Des juristes et des acteurs de la société civile ont salué, lundi dernier, les récentes décisions du président de la République, Abdelmadjid Tebboune, concernant la protection de la femme et le renforcement des mécanismes de prise en charge des femmes victimes de violence, estimant qu’elles témoignent de la volonté ferme des autorités publiques de consolider les droits des femmes en tant que piliers de la société.
Interrogée par l’APS, l’avocate et conseillère juridique Khadidja Meslem a salué les instructions données par le Président lors de la réunion du Conseil des ministres dimanche, notamment celles visant à améliorer la prise en charge des femmes victimes de violence. Elle a souligné que ces décisions résultent d’un engagement sincère pour lutter contre toutes les formes de violence dans la société et pour renforcer les droits des femmes.

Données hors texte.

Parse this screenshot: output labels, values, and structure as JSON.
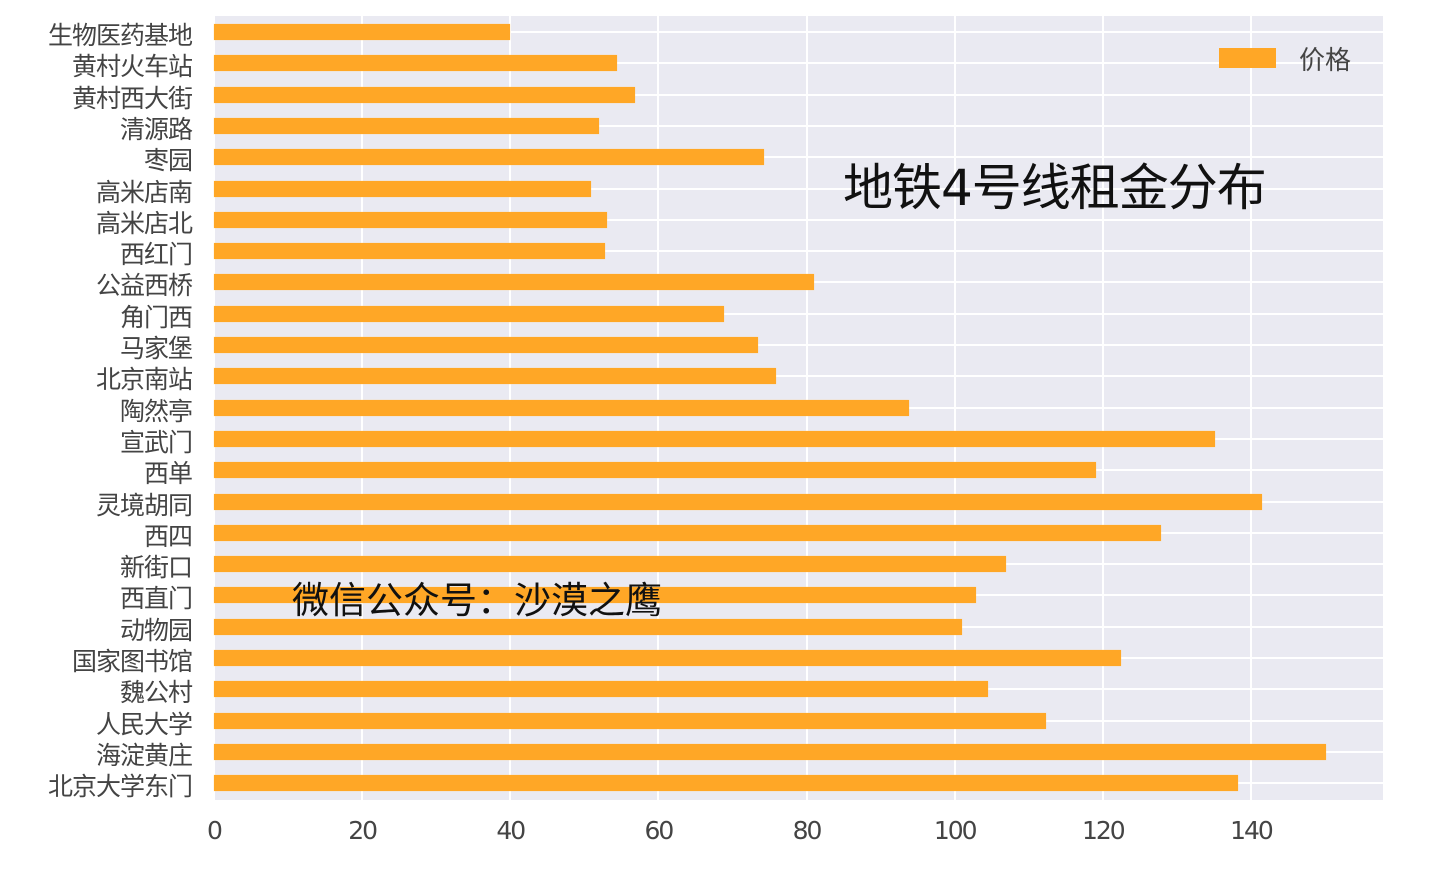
{
  "chart_data": {
    "type": "bar",
    "orientation": "horizontal",
    "title": "地铁4号线租金分布",
    "watermark": "微信公众号：沙漠之鹰",
    "xlabel": "",
    "ylabel": "",
    "xlim": [
      0,
      158
    ],
    "xticks": [
      "0",
      "20",
      "40",
      "60",
      "80",
      "100",
      "120",
      "140"
    ],
    "grid": true,
    "legend": {
      "position": "upper right",
      "entries": [
        "价格"
      ]
    },
    "colors": {
      "bar": "#ffa726",
      "plot_bg": "#eaeaf2",
      "grid": "#ffffff",
      "text": "#444444"
    },
    "categories": [
      "生物医药基地",
      "黄村火车站",
      "黄村西大街",
      "清源路",
      "枣园",
      "高米店南",
      "高米店北",
      "西红门",
      "公益西桥",
      "角门西",
      "马家堡",
      "北京南站",
      "陶然亭",
      "宣武门",
      "西单",
      "灵境胡同",
      "西四",
      "新街口",
      "西直门",
      "动物园",
      "国家图书馆",
      "魏公村",
      "人民大学",
      "海淀黄庄",
      "北京大学东门"
    ],
    "series": [
      {
        "name": "价格",
        "values": [
          40,
          54.4,
          56.8,
          52,
          74.3,
          50.9,
          53,
          52.8,
          81,
          68.9,
          73.4,
          75.9,
          93.8,
          135.1,
          119.1,
          141.5,
          127.9,
          106.9,
          102.9,
          101,
          122.5,
          104.5,
          112.3,
          150.1,
          138.2
        ]
      }
    ]
  }
}
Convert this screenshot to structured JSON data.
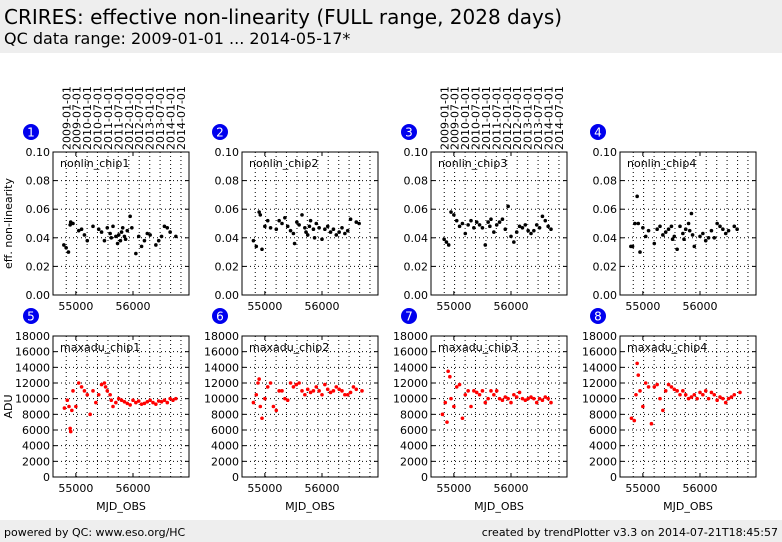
{
  "header": {
    "title": "CRIRES: effective non-linearity (FULL range, 2028 days)",
    "subtitle": "QC data range: 2009-01-01 ... 2014-05-17*"
  },
  "footer": {
    "left": "powered by QC: www.eso.org/HC",
    "right": "created by trendPlotter v3.3 on 2014-07-21T18:45:57"
  },
  "date_labels": [
    "2009-01-01",
    "2009-07-01",
    "2010-01-01",
    "2010-07-01",
    "2011-01-01",
    "2011-07-01",
    "2012-01-01",
    "2012-07-01",
    "2013-01-01",
    "2013-07-01",
    "2014-01-01",
    "2014-07-01"
  ],
  "date_label_mjd": [
    54832,
    55013,
    55197,
    55378,
    55562,
    55743,
    55927,
    56109,
    56293,
    56474,
    56658,
    56839
  ],
  "colors": {
    "marker_top": "#000000",
    "marker_bottom": "#ff0000",
    "badge": "#0000ee"
  },
  "chart_data": [
    {
      "type": "scatter",
      "badge": "1",
      "panel_label": "nonlin_chip1",
      "xlabel": "",
      "ylabel": "eff. non-linearity",
      "xlim": [
        54600,
        56980
      ],
      "ylim": [
        0,
        0.1
      ],
      "xticks": [
        55000,
        56000
      ],
      "yticks": [
        "0.00",
        "0.02",
        "0.04",
        "0.06",
        "0.08",
        "0.10"
      ],
      "x": [
        54790,
        54830,
        54870,
        54900,
        54910,
        54950,
        55050,
        55100,
        55150,
        55200,
        55300,
        55400,
        55450,
        55500,
        55550,
        55600,
        55620,
        55650,
        55700,
        55730,
        55750,
        55780,
        55800,
        55820,
        55850,
        55870,
        55900,
        55950,
        55980,
        56050,
        56100,
        56150,
        56200,
        56250,
        56300,
        56400,
        56450,
        56500,
        56550,
        56600,
        56650,
        56750
      ],
      "y": [
        0.035,
        0.033,
        0.03,
        0.049,
        0.051,
        0.05,
        0.045,
        0.046,
        0.042,
        0.038,
        0.048,
        0.046,
        0.044,
        0.038,
        0.047,
        0.043,
        0.04,
        0.048,
        0.041,
        0.036,
        0.042,
        0.038,
        0.044,
        0.047,
        0.041,
        0.039,
        0.045,
        0.055,
        0.047,
        0.029,
        0.041,
        0.034,
        0.038,
        0.043,
        0.042,
        0.035,
        0.038,
        0.041,
        0.048,
        0.047,
        0.044,
        0.041
      ]
    },
    {
      "type": "scatter",
      "badge": "2",
      "panel_label": "nonlin_chip2",
      "xlabel": "",
      "ylabel": "",
      "xlim": [
        54600,
        56980
      ],
      "ylim": [
        0,
        0.1
      ],
      "xticks": [
        55000,
        56000
      ],
      "yticks": [
        "0.00",
        "0.02",
        "0.04",
        "0.06",
        "0.08",
        "0.10"
      ],
      "x": [
        54800,
        54850,
        54900,
        54920,
        54950,
        55000,
        55050,
        55100,
        55200,
        55250,
        55300,
        55350,
        55400,
        55450,
        55500,
        55520,
        55560,
        55600,
        55650,
        55700,
        55720,
        55750,
        55780,
        55800,
        55850,
        55870,
        55900,
        55950,
        56000,
        56050,
        56100,
        56150,
        56200,
        56250,
        56300,
        56350,
        56400,
        56450,
        56500,
        56600,
        56650
      ],
      "y": [
        0.038,
        0.034,
        0.058,
        0.056,
        0.032,
        0.048,
        0.052,
        0.047,
        0.046,
        0.052,
        0.05,
        0.054,
        0.048,
        0.045,
        0.043,
        0.036,
        0.051,
        0.049,
        0.056,
        0.047,
        0.044,
        0.042,
        0.048,
        0.052,
        0.046,
        0.04,
        0.05,
        0.047,
        0.039,
        0.046,
        0.048,
        0.044,
        0.046,
        0.042,
        0.044,
        0.047,
        0.043,
        0.045,
        0.053,
        0.051,
        0.05
      ]
    },
    {
      "type": "scatter",
      "badge": "3",
      "panel_label": "nonlin_chip3",
      "xlabel": "",
      "ylabel": "",
      "xlim": [
        54600,
        56980
      ],
      "ylim": [
        0,
        0.1
      ],
      "xticks": [
        55000,
        56000
      ],
      "yticks": [
        "0.00",
        "0.02",
        "0.04",
        "0.06",
        "0.08",
        "0.10"
      ],
      "x": [
        54830,
        54870,
        54910,
        54950,
        55000,
        55050,
        55100,
        55150,
        55200,
        55250,
        55300,
        55350,
        55400,
        55450,
        55500,
        55550,
        55600,
        55630,
        55650,
        55700,
        55750,
        55800,
        55850,
        55900,
        55950,
        56000,
        56050,
        56100,
        56150,
        56200,
        56250,
        56300,
        56350,
        56400,
        56450,
        56500,
        56550,
        56600,
        56650,
        56700
      ],
      "y": [
        0.039,
        0.037,
        0.035,
        0.058,
        0.056,
        0.052,
        0.048,
        0.05,
        0.043,
        0.049,
        0.052,
        0.047,
        0.051,
        0.049,
        0.047,
        0.035,
        0.051,
        0.048,
        0.053,
        0.044,
        0.049,
        0.051,
        0.053,
        0.046,
        0.062,
        0.041,
        0.037,
        0.044,
        0.048,
        0.047,
        0.049,
        0.045,
        0.043,
        0.045,
        0.049,
        0.047,
        0.055,
        0.052,
        0.048,
        0.046
      ]
    },
    {
      "type": "scatter",
      "badge": "4",
      "panel_label": "nonlin_chip4",
      "xlabel": "",
      "ylabel": "",
      "xlim": [
        54600,
        56980
      ],
      "ylim": [
        0,
        0.1
      ],
      "xticks": [
        55000,
        56000
      ],
      "yticks": [
        "0.00",
        "0.02",
        "0.04",
        "0.06",
        "0.08",
        "0.10"
      ],
      "x": [
        54790,
        54820,
        54860,
        54900,
        54920,
        54950,
        55000,
        55050,
        55100,
        55200,
        55250,
        55300,
        55350,
        55400,
        55450,
        55500,
        55520,
        55550,
        55600,
        55650,
        55700,
        55720,
        55750,
        55800,
        55820,
        55850,
        55870,
        55900,
        56000,
        56050,
        56100,
        56150,
        56200,
        56250,
        56300,
        56350,
        56400,
        56450,
        56500,
        56600,
        56650
      ],
      "y": [
        0.034,
        0.034,
        0.05,
        0.069,
        0.05,
        0.03,
        0.047,
        0.041,
        0.045,
        0.036,
        0.046,
        0.048,
        0.042,
        0.044,
        0.046,
        0.048,
        0.039,
        0.041,
        0.032,
        0.048,
        0.043,
        0.039,
        0.046,
        0.05,
        0.045,
        0.057,
        0.042,
        0.034,
        0.041,
        0.043,
        0.038,
        0.04,
        0.045,
        0.04,
        0.05,
        0.048,
        0.046,
        0.043,
        0.045,
        0.048,
        0.046
      ]
    },
    {
      "type": "scatter",
      "badge": "5",
      "panel_label": "maxadu_chip1",
      "xlabel": "MJD_OBS",
      "ylabel": "ADU",
      "xlim": [
        54600,
        56980
      ],
      "ylim": [
        0,
        18000
      ],
      "xticks": [
        55000,
        56000
      ],
      "yticks": [
        "0",
        "2000",
        "4000",
        "6000",
        "8000",
        "10000",
        "12000",
        "14000",
        "16000",
        "18000"
      ],
      "x": [
        54800,
        54850,
        54880,
        54900,
        54910,
        54930,
        54950,
        55000,
        55050,
        55100,
        55150,
        55200,
        55250,
        55300,
        55350,
        55400,
        55450,
        55500,
        55520,
        55550,
        55600,
        55620,
        55650,
        55700,
        55750,
        55800,
        55850,
        55900,
        55950,
        56000,
        56050,
        56100,
        56150,
        56200,
        56250,
        56300,
        56350,
        56400,
        56450,
        56500,
        56550,
        56600,
        56650,
        56700,
        56750
      ],
      "y": [
        8800,
        9800,
        9000,
        6200,
        5800,
        8500,
        11000,
        9000,
        12000,
        11500,
        11000,
        10500,
        8000,
        11000,
        9500,
        10500,
        11800,
        12000,
        11500,
        11000,
        10500,
        9800,
        9000,
        9500,
        10000,
        9800,
        9600,
        9400,
        9200,
        9800,
        9500,
        9700,
        9300,
        9400,
        9600,
        9800,
        9500,
        9300,
        9700,
        9600,
        9800,
        9500,
        10000,
        9800,
        10000
      ]
    },
    {
      "type": "scatter",
      "badge": "6",
      "panel_label": "maxadu_chip2",
      "xlabel": "MJD_OBS",
      "ylabel": "",
      "xlim": [
        54600,
        56980
      ],
      "ylim": [
        0,
        18000
      ],
      "xticks": [
        55000,
        56000
      ],
      "yticks": [
        "0",
        "2000",
        "4000",
        "6000",
        "8000",
        "10000",
        "12000",
        "14000",
        "16000",
        "18000"
      ],
      "x": [
        54800,
        54850,
        54880,
        54900,
        54920,
        54950,
        55000,
        55050,
        55100,
        55150,
        55200,
        55250,
        55300,
        55350,
        55400,
        55450,
        55500,
        55550,
        55600,
        55650,
        55700,
        55750,
        55800,
        55850,
        55900,
        55950,
        56000,
        56050,
        56100,
        56150,
        56200,
        56250,
        56300,
        56350,
        56400,
        56450,
        56500,
        56550,
        56600,
        56700
      ],
      "y": [
        9500,
        10500,
        12000,
        12500,
        9000,
        7500,
        10000,
        11500,
        12000,
        9000,
        8500,
        11000,
        11000,
        10000,
        9800,
        12000,
        11500,
        11800,
        12000,
        11000,
        10500,
        11200,
        10800,
        11000,
        11500,
        11000,
        10500,
        11800,
        11200,
        10800,
        11000,
        11500,
        11200,
        11000,
        10500,
        10500,
        10800,
        11500,
        11200,
        11000
      ]
    },
    {
      "type": "scatter",
      "badge": "7",
      "panel_label": "maxadu_chip3",
      "xlabel": "MJD_OBS",
      "ylabel": "",
      "xlim": [
        54600,
        56980
      ],
      "ylim": [
        0,
        18000
      ],
      "xticks": [
        55000,
        56000
      ],
      "yticks": [
        "0",
        "2000",
        "4000",
        "6000",
        "8000",
        "10000",
        "12000",
        "14000",
        "16000",
        "18000"
      ],
      "x": [
        54800,
        54850,
        54880,
        54900,
        54930,
        54950,
        55000,
        55050,
        55100,
        55150,
        55200,
        55250,
        55300,
        55350,
        55400,
        55450,
        55500,
        55550,
        55600,
        55650,
        55700,
        55750,
        55800,
        55850,
        55900,
        55950,
        56000,
        56050,
        56100,
        56150,
        56200,
        56250,
        56300,
        56350,
        56400,
        56450,
        56500,
        56550,
        56600,
        56650,
        56700
      ],
      "y": [
        8000,
        9500,
        7000,
        13500,
        12800,
        10000,
        9000,
        11500,
        11800,
        7500,
        10500,
        11000,
        9000,
        11000,
        10800,
        10500,
        11000,
        9500,
        10000,
        11000,
        10500,
        11000,
        10000,
        9800,
        10200,
        10000,
        9500,
        10500,
        10200,
        10800,
        10000,
        9800,
        10000,
        10200,
        10000,
        9500,
        10000,
        9800,
        10200,
        10000,
        9500
      ]
    },
    {
      "type": "scatter",
      "badge": "8",
      "panel_label": "maxadu_chip4",
      "xlabel": "MJD_OBS",
      "ylabel": "",
      "xlim": [
        54600,
        56980
      ],
      "ylim": [
        0,
        18000
      ],
      "xticks": [
        55000,
        56000
      ],
      "yticks": [
        "0",
        "2000",
        "4000",
        "6000",
        "8000",
        "10000",
        "12000",
        "14000",
        "16000",
        "18000"
      ],
      "x": [
        54800,
        54850,
        54880,
        54900,
        54920,
        54950,
        55000,
        55050,
        55100,
        55150,
        55200,
        55250,
        55300,
        55350,
        55400,
        55450,
        55500,
        55550,
        55600,
        55650,
        55700,
        55750,
        55800,
        55850,
        55900,
        55950,
        56000,
        56050,
        56100,
        56150,
        56200,
        56250,
        56300,
        56350,
        56400,
        56450,
        56500,
        56550,
        56600,
        56700
      ],
      "y": [
        7500,
        7200,
        10500,
        14500,
        13000,
        11000,
        9000,
        12000,
        11500,
        6800,
        11500,
        11800,
        10000,
        8500,
        11000,
        11800,
        11500,
        11200,
        11000,
        10500,
        11000,
        10500,
        10000,
        10200,
        10500,
        10000,
        10800,
        10500,
        11000,
        10000,
        10800,
        10500,
        9800,
        10200,
        10000,
        9500,
        10000,
        10200,
        10500,
        10800
      ]
    }
  ]
}
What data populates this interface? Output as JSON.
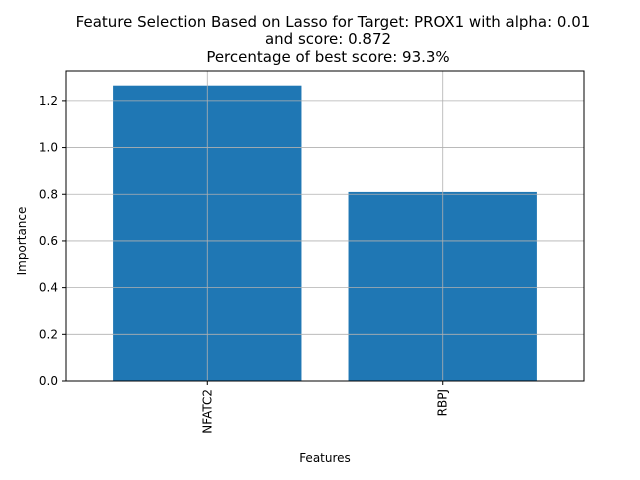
{
  "chart_data": {
    "type": "bar",
    "title_lines": [
      "Feature Selection Based on Lasso for Target: PROX1 with alpha: 0.01",
      "and score: 0.872",
      "Percentage of best score: 93.3%"
    ],
    "categories": [
      "NFATC2",
      "RBPJ"
    ],
    "values": [
      1.265,
      0.81
    ],
    "xlabel": "Features",
    "ylabel": "Importance",
    "ylim": [
      0,
      1.328
    ],
    "yticks": [
      0.0,
      0.2,
      0.4,
      0.6,
      0.8,
      1.0,
      1.2
    ],
    "ytick_labels": [
      "0.0",
      "0.2",
      "0.4",
      "0.6",
      "0.8",
      "1.0",
      "1.2"
    ],
    "grid": true,
    "bar_color": "#1f77b4",
    "grid_color": "#b0b0b0"
  }
}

Elle a également rappelé les conventions internationales ratifiées par l’Algérie concernant la protection des droits de l’homme et des droits des femmes, ainsi que les textes législatifs nationaux, y compris la Constitution de 2020, qui stipule que l’État, par le biais du ministère de la Solidarité nationale, de la Famille et de la Condition de la femme, protège les femmes et leurs enfants contre toutes formes de violence, en garantissant leur accès à des structures d’accueil.
L’avocate a ajouté que le code pénal protège également les femmes contre la violence sous toutes ses formes, en prévoyant des peines de prison de 6 mois à 2 ans pour les auteurs d’actes violents. Cependant, elle a rappelé que la justice nécessite des preuves, parfois difficiles à obtenir, ce qui souligne la nécessité de créer de nouveaux mécanismes juridiques pour mieux protéger les femmes et accélérer les mesures de prise en charge.
De son côté, la coordinatrice du centre d’écoute du Réseau «Wassila», Ouarek Amedjout Nadia, a salué les décisions du président de la République en matière de protection des femmes, quel que soit leur rôle ou statut social, et de renforcement des mécanismes juridiques d’accompagnement des victimes de violence. Elle a qualifié ces décisions d’«acquis essentiels» pour améliorer la protection des femmes contre toutes formes de violence.
Elle a également insisté sur l’importance de renforcer les dispositifs d’accompagnement pour les femmes victimes de violence et de multiplier les actions de sensibilisation sur les dangers de la violence pour la famille et la société. Nadia Amedjout a rappelé que l’Islam accorde une place prestigieuse à la femme, soulignant ainsi l’importance de respecter et de défendre ses droits.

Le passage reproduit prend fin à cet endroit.